The simplest explanation is also the likeliest: people in these countries tend to hate ISIS way more than they do the United States.

When asked, “do you have a positive or negative view of [ISIS],” the results were overwhelmingly negative:

Palestinians, curiously, have more mixed feelings towards ISIS. (Arab Center for Research and Policy Studies)

Given that ISIS is currently slaughtering people en masse around Iraq and Syria, this probably shouldn’t be too surprising.

This support isn’t necessarily durable. At the beginning of the 2011 US-led intervention in Libya, for instance, there was a fair amount of Arab support for the campaign. By November, after the intervention ended, a plurality of Arab respondents in one poll thought toppling Qaddafi had been the wrong thing to do.

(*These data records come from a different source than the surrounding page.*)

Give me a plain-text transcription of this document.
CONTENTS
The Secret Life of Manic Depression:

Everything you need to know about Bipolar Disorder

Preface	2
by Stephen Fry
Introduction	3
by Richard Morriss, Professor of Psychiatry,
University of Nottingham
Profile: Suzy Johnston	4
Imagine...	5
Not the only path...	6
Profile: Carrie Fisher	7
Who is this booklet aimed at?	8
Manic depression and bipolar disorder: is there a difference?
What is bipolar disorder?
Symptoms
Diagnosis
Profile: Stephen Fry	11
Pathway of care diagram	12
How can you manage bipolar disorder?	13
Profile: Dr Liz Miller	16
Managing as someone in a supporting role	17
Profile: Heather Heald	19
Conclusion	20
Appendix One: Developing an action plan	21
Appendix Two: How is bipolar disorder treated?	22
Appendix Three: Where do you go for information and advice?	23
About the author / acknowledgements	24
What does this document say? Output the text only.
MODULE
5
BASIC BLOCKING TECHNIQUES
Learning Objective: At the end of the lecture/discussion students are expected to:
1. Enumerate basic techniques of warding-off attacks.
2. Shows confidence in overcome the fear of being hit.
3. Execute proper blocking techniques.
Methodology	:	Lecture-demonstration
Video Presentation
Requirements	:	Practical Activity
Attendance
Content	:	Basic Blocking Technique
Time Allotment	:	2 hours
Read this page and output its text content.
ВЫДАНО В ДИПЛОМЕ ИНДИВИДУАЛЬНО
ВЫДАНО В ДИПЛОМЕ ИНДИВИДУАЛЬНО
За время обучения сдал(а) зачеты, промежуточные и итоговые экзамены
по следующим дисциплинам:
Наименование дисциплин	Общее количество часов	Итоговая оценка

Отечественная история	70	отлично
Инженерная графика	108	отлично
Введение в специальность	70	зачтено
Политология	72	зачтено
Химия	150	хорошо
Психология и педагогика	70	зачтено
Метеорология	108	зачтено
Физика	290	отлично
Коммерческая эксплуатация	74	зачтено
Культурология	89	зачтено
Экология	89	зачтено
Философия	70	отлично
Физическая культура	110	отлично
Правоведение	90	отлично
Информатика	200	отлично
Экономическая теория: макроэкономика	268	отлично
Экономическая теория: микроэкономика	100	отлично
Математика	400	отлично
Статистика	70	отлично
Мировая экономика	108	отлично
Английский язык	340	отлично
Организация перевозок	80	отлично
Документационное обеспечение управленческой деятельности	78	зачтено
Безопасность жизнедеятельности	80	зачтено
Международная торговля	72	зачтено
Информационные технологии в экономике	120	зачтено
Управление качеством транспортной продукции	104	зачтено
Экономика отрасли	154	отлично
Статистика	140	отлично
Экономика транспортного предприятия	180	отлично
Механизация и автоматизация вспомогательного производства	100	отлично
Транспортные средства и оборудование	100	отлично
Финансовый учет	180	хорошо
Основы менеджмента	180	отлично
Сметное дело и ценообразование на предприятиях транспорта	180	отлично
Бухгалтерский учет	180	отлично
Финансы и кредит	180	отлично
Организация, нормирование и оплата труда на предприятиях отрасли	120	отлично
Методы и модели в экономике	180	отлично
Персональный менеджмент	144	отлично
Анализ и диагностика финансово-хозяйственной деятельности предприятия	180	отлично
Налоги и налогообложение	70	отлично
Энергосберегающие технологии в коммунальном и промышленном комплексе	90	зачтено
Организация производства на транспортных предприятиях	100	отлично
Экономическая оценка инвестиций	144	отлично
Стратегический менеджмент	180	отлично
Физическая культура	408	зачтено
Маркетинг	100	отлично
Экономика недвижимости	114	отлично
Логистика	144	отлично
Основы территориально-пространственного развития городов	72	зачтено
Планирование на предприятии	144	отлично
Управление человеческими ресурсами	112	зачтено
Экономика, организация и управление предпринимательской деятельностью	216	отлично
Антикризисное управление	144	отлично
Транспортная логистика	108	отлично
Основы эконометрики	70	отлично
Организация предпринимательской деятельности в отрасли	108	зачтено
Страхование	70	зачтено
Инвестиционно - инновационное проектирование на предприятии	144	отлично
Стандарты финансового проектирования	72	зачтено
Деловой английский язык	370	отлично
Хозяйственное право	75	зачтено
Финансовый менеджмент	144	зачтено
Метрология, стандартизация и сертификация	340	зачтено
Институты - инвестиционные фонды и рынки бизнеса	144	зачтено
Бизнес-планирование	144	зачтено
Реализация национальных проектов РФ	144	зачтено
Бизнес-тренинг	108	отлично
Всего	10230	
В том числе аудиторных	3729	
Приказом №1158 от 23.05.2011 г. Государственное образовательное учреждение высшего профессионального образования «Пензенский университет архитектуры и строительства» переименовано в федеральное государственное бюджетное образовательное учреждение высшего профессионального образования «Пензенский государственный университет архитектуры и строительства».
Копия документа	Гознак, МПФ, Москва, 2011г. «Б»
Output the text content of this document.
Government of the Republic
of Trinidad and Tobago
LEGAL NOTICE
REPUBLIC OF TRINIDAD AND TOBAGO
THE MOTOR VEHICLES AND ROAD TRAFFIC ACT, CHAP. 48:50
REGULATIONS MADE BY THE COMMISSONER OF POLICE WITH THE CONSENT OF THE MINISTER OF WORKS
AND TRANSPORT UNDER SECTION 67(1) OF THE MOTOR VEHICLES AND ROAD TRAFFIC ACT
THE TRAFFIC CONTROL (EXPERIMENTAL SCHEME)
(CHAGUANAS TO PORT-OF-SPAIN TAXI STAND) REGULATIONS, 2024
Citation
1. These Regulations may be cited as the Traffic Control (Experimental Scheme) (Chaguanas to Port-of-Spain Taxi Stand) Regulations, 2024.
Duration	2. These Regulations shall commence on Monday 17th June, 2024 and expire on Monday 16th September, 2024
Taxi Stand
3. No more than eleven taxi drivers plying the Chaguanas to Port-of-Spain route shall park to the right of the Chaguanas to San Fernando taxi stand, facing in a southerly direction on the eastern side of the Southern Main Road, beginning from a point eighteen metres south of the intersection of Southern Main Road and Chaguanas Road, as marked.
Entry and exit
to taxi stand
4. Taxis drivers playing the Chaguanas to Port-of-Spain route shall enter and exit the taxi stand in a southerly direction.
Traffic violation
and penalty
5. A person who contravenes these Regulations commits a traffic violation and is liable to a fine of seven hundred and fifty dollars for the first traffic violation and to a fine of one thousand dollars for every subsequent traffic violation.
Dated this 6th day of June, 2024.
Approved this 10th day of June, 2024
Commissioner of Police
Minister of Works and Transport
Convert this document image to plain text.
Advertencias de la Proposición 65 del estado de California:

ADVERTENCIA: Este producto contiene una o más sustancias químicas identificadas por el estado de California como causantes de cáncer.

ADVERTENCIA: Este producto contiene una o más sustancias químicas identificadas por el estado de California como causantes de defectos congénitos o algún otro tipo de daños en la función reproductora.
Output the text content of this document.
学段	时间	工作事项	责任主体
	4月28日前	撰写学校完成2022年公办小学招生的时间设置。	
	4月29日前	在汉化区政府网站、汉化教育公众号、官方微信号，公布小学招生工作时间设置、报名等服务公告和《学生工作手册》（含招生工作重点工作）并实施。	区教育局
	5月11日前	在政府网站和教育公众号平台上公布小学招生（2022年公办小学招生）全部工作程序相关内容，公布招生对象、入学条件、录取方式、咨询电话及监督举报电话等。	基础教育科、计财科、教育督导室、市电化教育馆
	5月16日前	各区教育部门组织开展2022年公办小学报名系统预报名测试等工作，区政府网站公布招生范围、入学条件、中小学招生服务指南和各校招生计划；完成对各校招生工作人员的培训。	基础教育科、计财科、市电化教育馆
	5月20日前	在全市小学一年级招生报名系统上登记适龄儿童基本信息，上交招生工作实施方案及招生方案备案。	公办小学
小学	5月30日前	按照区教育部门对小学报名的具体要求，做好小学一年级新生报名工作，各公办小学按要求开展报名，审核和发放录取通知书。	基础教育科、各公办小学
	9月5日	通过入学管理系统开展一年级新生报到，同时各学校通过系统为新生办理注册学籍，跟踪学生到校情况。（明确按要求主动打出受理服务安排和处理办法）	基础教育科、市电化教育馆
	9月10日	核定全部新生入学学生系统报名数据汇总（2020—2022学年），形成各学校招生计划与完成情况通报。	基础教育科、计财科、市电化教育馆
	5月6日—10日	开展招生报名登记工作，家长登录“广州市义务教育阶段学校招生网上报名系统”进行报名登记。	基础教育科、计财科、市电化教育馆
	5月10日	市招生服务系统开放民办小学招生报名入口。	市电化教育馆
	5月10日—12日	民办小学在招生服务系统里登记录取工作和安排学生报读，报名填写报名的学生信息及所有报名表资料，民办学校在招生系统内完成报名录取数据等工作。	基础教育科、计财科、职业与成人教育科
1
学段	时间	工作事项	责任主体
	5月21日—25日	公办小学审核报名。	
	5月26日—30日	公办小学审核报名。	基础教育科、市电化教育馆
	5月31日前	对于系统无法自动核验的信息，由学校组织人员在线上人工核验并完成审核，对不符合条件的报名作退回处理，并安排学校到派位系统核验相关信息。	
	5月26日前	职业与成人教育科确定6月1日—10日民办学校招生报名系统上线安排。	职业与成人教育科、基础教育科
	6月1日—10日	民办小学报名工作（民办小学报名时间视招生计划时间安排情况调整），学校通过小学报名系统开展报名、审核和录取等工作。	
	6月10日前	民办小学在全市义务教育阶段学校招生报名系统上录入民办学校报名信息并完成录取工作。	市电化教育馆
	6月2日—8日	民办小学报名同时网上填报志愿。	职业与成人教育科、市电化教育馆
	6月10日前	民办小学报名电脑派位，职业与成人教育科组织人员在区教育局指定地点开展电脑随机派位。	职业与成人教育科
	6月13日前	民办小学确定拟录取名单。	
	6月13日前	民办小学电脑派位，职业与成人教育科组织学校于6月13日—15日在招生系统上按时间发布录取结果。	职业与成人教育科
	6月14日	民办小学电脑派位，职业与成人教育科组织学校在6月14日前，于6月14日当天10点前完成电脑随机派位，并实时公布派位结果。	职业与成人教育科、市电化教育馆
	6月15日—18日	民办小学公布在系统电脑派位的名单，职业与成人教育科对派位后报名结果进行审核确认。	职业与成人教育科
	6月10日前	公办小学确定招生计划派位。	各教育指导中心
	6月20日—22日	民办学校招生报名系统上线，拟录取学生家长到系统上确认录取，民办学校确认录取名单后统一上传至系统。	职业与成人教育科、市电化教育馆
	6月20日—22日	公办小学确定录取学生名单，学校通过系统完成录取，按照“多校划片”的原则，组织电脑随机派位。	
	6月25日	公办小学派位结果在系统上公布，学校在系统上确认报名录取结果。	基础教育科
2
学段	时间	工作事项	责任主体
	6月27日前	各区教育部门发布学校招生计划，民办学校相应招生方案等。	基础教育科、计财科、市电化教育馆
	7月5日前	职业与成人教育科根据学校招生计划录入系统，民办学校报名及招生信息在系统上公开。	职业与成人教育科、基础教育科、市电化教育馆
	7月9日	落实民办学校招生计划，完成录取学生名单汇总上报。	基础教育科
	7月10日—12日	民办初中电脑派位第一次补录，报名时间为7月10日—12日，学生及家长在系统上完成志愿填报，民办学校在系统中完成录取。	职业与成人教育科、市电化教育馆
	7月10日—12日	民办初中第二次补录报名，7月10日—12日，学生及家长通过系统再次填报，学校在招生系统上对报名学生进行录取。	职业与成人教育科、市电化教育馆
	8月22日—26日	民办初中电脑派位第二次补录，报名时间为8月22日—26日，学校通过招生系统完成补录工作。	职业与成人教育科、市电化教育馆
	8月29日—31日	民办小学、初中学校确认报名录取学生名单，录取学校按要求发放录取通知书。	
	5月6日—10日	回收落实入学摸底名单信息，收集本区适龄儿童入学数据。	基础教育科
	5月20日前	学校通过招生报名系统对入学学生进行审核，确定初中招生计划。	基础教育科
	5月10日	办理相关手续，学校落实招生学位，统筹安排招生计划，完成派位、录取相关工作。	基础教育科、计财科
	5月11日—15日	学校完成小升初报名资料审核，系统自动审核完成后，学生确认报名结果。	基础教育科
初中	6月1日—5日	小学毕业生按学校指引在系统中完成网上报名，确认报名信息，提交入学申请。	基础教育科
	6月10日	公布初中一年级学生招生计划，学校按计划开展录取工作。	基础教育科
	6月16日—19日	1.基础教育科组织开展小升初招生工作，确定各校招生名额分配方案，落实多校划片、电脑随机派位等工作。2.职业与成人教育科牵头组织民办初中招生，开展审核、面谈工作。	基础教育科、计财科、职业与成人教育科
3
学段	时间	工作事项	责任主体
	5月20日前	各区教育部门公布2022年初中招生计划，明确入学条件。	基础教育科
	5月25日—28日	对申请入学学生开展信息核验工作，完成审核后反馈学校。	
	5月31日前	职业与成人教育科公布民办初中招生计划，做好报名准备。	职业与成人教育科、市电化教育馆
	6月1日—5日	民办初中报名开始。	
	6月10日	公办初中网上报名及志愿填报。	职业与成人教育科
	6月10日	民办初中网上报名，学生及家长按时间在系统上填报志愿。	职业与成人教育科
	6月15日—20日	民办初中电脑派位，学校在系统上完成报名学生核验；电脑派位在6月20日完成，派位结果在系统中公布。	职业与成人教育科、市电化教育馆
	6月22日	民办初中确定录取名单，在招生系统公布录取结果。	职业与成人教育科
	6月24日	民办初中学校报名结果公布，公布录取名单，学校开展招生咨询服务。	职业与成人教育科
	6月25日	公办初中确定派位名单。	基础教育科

It’s also possible to over-interpret these results. You might look at the Iraq numbers and assume that ISIS is losing the battle for popular opinion in Iraq — and for a group that depends on popular support to survive, that’s deadly. But it’s probably very hard to sample Sunni Iraqis in ISIS-controlled territory, who are really ISIS’s base.

But as of right now, it looks like there’s a fair amount of popular regional buy-in for the American strategy. Whether that’ll continue as the campaign goes on, and potentially gets bloodier, remains to be seen.